A. Use a hash function to create a random string and add that to the beginning of the object prefixes when storing the log data in Amazon S3.
B. Use a lifecycle policy to change the S3 storage class to S3 Standard for the log data.
C. Increase the read capacity units (RCUs) for the shared Amazon DynamoDB table.
D. Redeploy the EMR clusters that are running slowly to a different Availability Zone.

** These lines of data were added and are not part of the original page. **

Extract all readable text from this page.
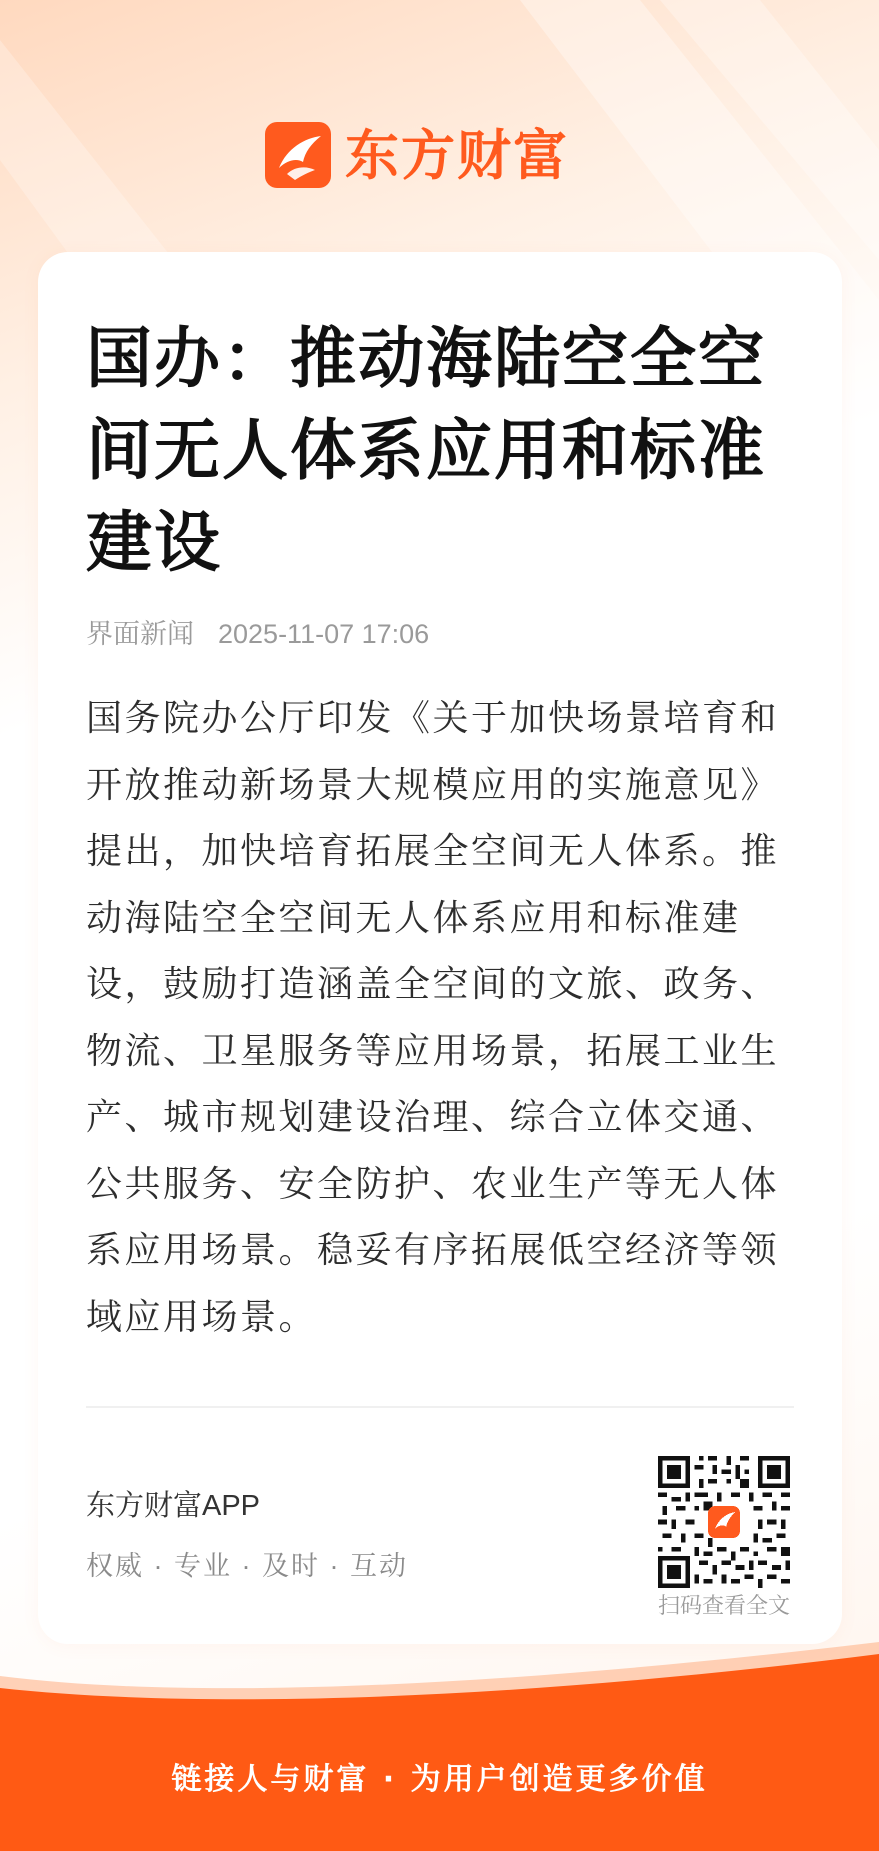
东方财富
国办：推动海陆空全空间无人体系应用和标准建设
界面新闻 2025-11-07 17:06

国务院办公厅印发《关于加快场景培育和开放推动新场景大规模应用的实施意见》提出，加快培育拓展全空间无人体系。推动海陆空全空间无人体系应用和标准建设，鼓励打造涵盖全空间的文旅、政务、物流、卫星服务等应用场景，拓展工业生产、城市规划建设治理、综合立体交通、公共服务、安全防护、农业生产等无人体系应用场景。稳妥有序拓展低空经济等领域应用场景。

东方财富APP
权威 · 专业 · 及时 · 互动
扫码查看全文
链接人与财富 · 为用户创造更多价值
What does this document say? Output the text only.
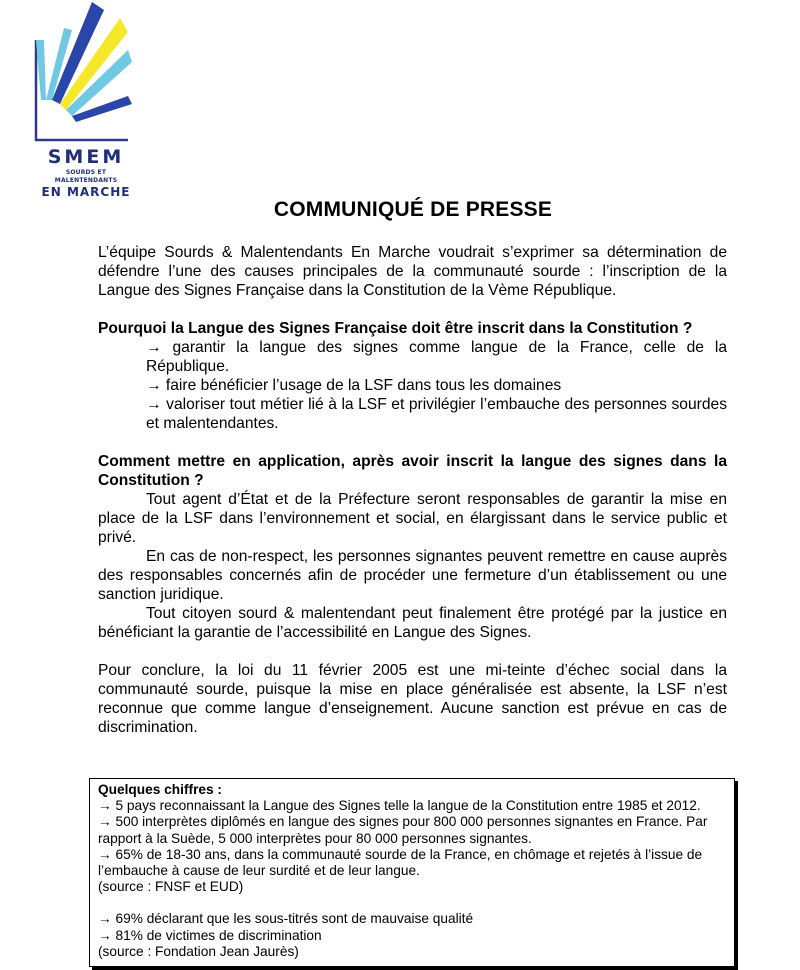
SMEM
SOURDS ET MALENTENDANTS
EN MARCHE
COMMUNIQUÉ DE PRESSE

L’équipe Sourds & Malentendants En Marche voudrait s’exprimer sa détermination de défendre l’une des causes principales de la communauté sourde : l’inscription de la Langue des Signes Française dans la Constitution de la Vème République.

Pourquoi la Langue des Signes Française doit être inscrit dans la Constitution ?

→ garantir la langue des signes comme langue de la France, celle de la République.

→ faire bénéficier l’usage de la LSF dans tous les domaines

→ valoriser tout métier lié à la LSF et privilégier l’embauche des personnes sourdes et malentendantes.

Comment mettre en application, après avoir inscrit la langue des signes dans la Constitution ?

Tout agent d’État et de la Préfecture seront responsables de garantir la mise en place de la LSF dans l’environnement et social, en élargissant dans le service public et privé.

En cas de non-respect, les personnes signantes peuvent remettre en cause auprès des responsables concernés afin de procéder une fermeture d’un établissement ou une sanction juridique.

Tout citoyen sourd & malentendant peut finalement être protégé par la justice en bénéficiant la garantie de l’accessibilité en Langue des Signes.

Pour conclure, la loi du 11 février 2005 est une mi-teinte d’échec social dans la communauté sourde, puisque la mise en place généralisée est absente, la LSF n’est reconnue que comme langue d’enseignement. Aucune sanction est prévue en cas de discrimination.

Quelques chiffres :

→ 5 pays reconnaissant la Langue des Signes telle la langue de la Constitution entre 1985 et 2012.

→ 500 interprètes diplômés en langue des signes pour 800 000 personnes signantes en France. Par rapport à la Suède, 5 000 interprètes pour 80 000 personnes signantes.

→ 65% de 18-30 ans, dans la communauté sourde de la France, en chômage et rejetés à l’issue de l’embauche à cause de leur surdité et de leur langue.

(source : FNSF et EUD)

→ 69% déclarant que les sous-titrés sont de mauvaise qualité

→ 81% de victimes de discrimination

(source : Fondation Jean Jaurès)
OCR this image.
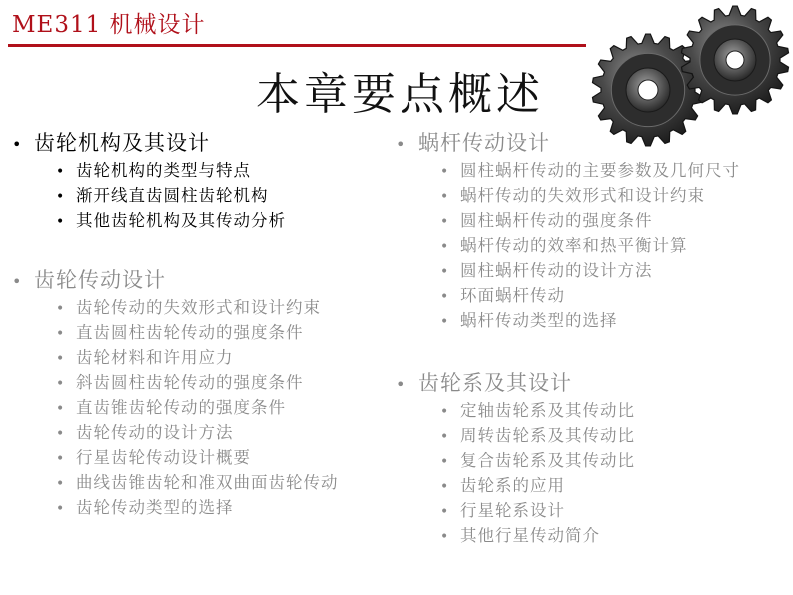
ME311 机械设计
本章要点概述
• 齿轮机构及其设计
• 齿轮机构的类型与特点
• 渐开线直齿圆柱齿轮机构
• 其他齿轮机构及其传动分析
• 齿轮传动设计
• 齿轮传动的失效形式和设计约束
• 直齿圆柱齿轮传动的强度条件
• 齿轮材料和许用应力
• 斜齿圆柱齿轮传动的强度条件
• 直齿锥齿轮传动的强度条件
• 齿轮传动的设计方法
• 行星齿轮传动设计概要
• 曲线齿锥齿轮和准双曲面齿轮传动
• 齿轮传动类型的选择
• 蜗杆传动设计
• 圆柱蜗杆传动的主要参数及几何尺寸
• 蜗杆传动的失效形式和设计约束
• 圆柱蜗杆传动的强度条件
• 蜗杆传动的效率和热平衡计算
• 圆柱蜗杆传动的设计方法
• 环面蜗杆传动
• 蜗杆传动类型的选择
• 齿轮系及其设计
• 定轴齿轮系及其传动比
• 周转齿轮系及其传动比
• 复合齿轮系及其传动比
• 齿轮系的应用
• 行星轮系设计
• 其他行星传动简介
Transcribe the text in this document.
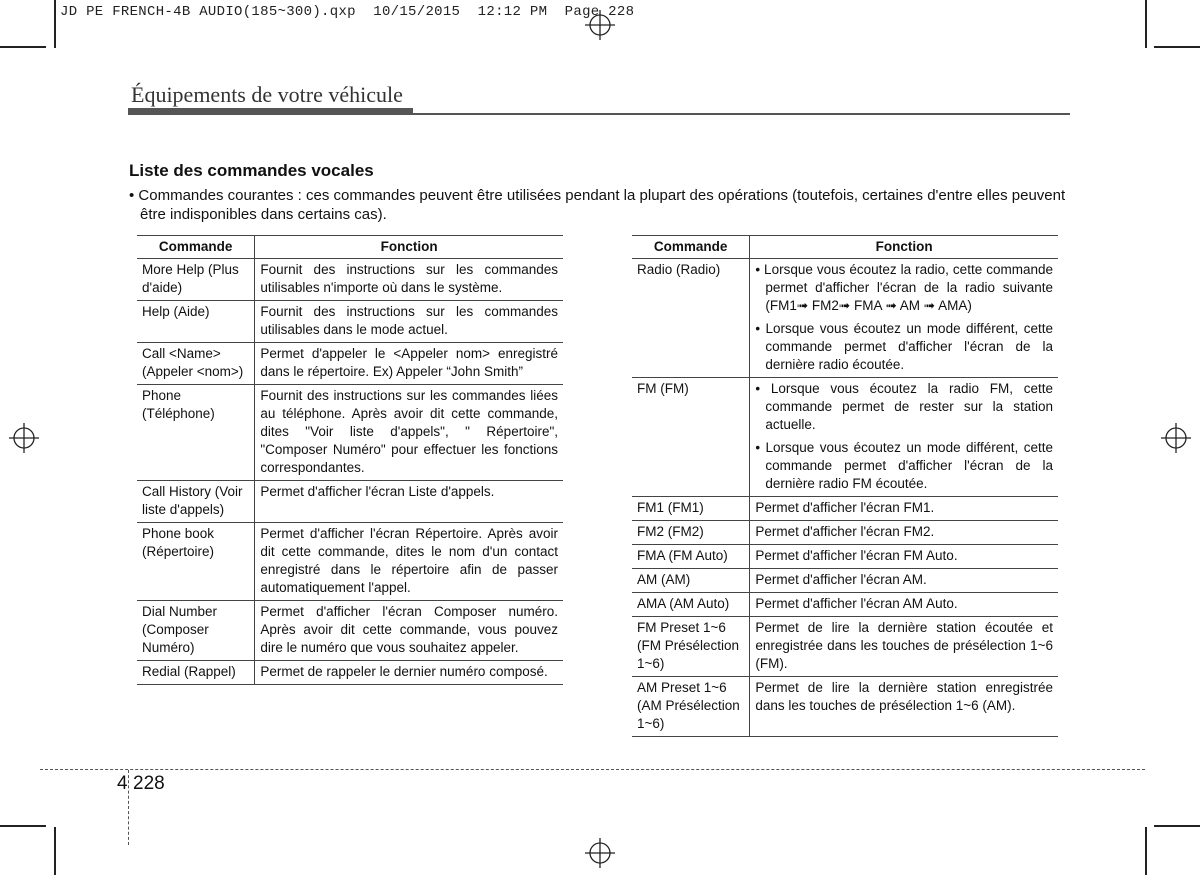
JD PE FRENCH-4B AUDIO(185~300).qxp  10/15/2015  12:12 PM  Page 228
Équipements de votre véhicule
Liste des commandes vocales
• Commandes courantes : ces commandes peuvent être utilisées pendant la plupart des opérations (toutefois, certaines d'entre elles peuvent être indisponibles dans certains cas).
Commande	Fonction
More Help (Plus d'aide)	Fournit des instructions sur les commandes utilisables n'importe où dans le système.
Help (Aide)	Fournit des instructions sur les commandes utilisables dans le mode actuel.
Call <Name> (Appeler <nom>)	Permet d'appeler le <Appeler nom> enregistré dans le répertoire. Ex) Appeler “John Smith”
Phone (Téléphone)	Fournit des instructions sur les commandes liées au téléphone. Après avoir dit cette commande, dites "Voir liste d'appels", " Répertoire", "Composer Numéro" pour effectuer les fonctions correspondantes.
Call History (Voir liste d'appels)	Permet d'afficher l'écran Liste d'appels.
Phone book (Répertoire)	Permet d'afficher l'écran Répertoire. Après avoir dit cette commande, dites le nom d'un contact enregistré dans le répertoire afin de passer automatiquement l'appel.
Dial Number (Composer Numéro)	Permet d'afficher l'écran Composer numéro. Après avoir dit cette commande, vous pouvez dire le numéro que vous souhaitez appeler.
Redial (Rappel)	Permet de rappeler le dernier numéro composé.
Commande	Fonction
Radio (Radio)	• Lorsque vous écoutez la radio, cette commande permet d'afficher l'écran de la radio suivante (FM1➟ FM2➟ FMA ➟ AM ➟ AMA)
• Lorsque vous écoutez un mode différent, cette commande permet d'afficher l'écran de la dernière radio écoutée.

FM (FM)	• Lorsque vous écoutez la radio FM, cette commande permet de rester sur la station actuelle.
• Lorsque vous écoutez un mode différent, cette commande permet d'afficher l'écran de la dernière radio FM écoutée.

FM1 (FM1)	Permet d'afficher l'écran FM1.
FM2 (FM2)	Permet d'afficher l'écran FM2.
FMA (FM Auto)	Permet d'afficher l'écran FM Auto.
AM (AM)	Permet d'afficher l'écran AM.
AMA (AM Auto)	Permet d'afficher l'écran AM Auto.
FM Preset 1~6 (FM Présélection 1~6)	Permet de lire la dernière station écoutée et enregistrée dans les touches de présélection 1~6 (FM).
AM Preset 1~6 (AM Présélection 1~6)	Permet de lire la dernière station enregistrée dans les touches de présélection 1~6 (AM).
4 228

40. A company has developed several AWS Glue jobs to validate and transform its data from Amazon S3 and load it into Amazon RDS for MySQL in batches once every day. The ETL jobs read the S3 data using a DynamicFrame. Currently, the ETL developers are experiencing challenges in processing only the incremental data on every run, as the AWS Glue job processes all the S3 input data on each run. Which approach would allow the developers to solve the issue with minimal coding effort?
A. Have the ETL jobs read the data from Amazon S3 using a DataFrame.
B. Enable job bookmarks on the AWS Glue jobs.
C. Create custom logic on the ETL jobs to track the processed S3 objects.
D. Have the ETL jobs delete the processed objects or data from Amazon S3 after each run.